Is this because a bigger proportion of people now want faster / flatter / easier courses? I think there’s an element of truth to that, but again – there’s a theme here – I think it’s a little simplistic to point the finger at ‘people just want easy’.
Coming up this weekend is the full-distance Outlaw Triathlon in Nottingham. It’s a great event, well-established on the calendar and one that I’ve worked on as part of the team many times. It certainly fits more towards the faster / flatter segment of the market. It’s also priced below the typical M-Dot entry fee.
There were around 1,100 starters in 2017. That number looks set to be around 30% fewer this weekend.
There are exceptions. Challenge Roth continues to prosper – filling in 40 seconds this year – and while IRONMAN Wales does have the sold-out signs up, I don’t believe it got there in anything like the clamour for entries that we have seen at various points in the past.
Bottom line. I don’t believe, in volume terms, there’s currently the same mass participation demand for full-distance racing than we have seen historically. Too time-consuming? Because of the pandemic? Because of costs? Probably all of those, and more.
It’s also worth noting that nothing stays the same for ever. Challenge Henley, became Challenge Weymouth, became IRONMAN Weymouth, became IRONMAN 70.3 Weymouth. IRONMAN 70.3 Edinburgh managed two years.
The WTCS Series in the UK since 2009 has been in London, Leeds and Sunderland this upcoming weekend (with a detour to Nottingham for a couple of Mixed Relay events!). Something out of the control of the sport – the building of a cycle superhighway, the pulling power of a star athlete waning, the strategic goals of a local authority – all play a hand.
And they can all change with something as simple as a by-election.
If it wasn’t there already, the combination of the global pandemic and the current economic climate will have put risk management and financial prudence even higher on the priority list of those signing off the big cheques to give the go-ahead to major events.

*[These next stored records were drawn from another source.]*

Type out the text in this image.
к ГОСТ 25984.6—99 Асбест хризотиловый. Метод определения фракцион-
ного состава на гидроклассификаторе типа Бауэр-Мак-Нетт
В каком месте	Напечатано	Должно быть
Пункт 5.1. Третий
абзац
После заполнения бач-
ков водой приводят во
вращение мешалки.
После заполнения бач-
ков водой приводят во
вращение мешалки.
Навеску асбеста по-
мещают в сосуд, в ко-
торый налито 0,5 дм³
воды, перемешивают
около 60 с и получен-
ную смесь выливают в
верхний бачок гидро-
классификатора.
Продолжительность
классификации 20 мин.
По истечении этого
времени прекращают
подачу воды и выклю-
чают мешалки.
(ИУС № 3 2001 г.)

In the context of Leeds, and the British Triathlon announcement for 2024, it’s worth looking back at the British Triathlon Financial Statements for some insight. In relation to the 2021 event, it reads:
Despite significant covid restrictions, the event produced a neutral financial outcome which was a significant achievement given the operational and market conditions.
Three years on – when forecasting for the bidding process and a go / no-go decision for 2024, and with the financial climate as it currently is – it’s a tough position to be in. Purse strings at local authorities will be tighter than ever, while the sponsorship market is equally challenging. That said, I would much rather be in the position of British Triathlon’s Andy Salmon, managing their balance sheet, than trying to repair the position that former BritTri CEO, Jack Buckner, is facing in his current role at UK Athletics.
On a zoomed-out global basis, perhaps the concern should be, if Great Britain have withdrawn from the 2024 WTCS season, will others follow in their footsteps? Heading into Olympic year, we’ll keep our eyes on that one.
All told then, it is my belief that there are a lot of factors at play and there are certainly many more that would have been worthy of adding into the mix here.
And as a by-product of that, there’s no one single item that will ‘fix’ anything either. Federations, organisers, clubs, coaches, brands, sponsors, media and more – we are all in this together.
We’ll be bringing you more thoughts on the state of the triathlon market very soon, with insight and opinion from many of those central to the big decisions being made.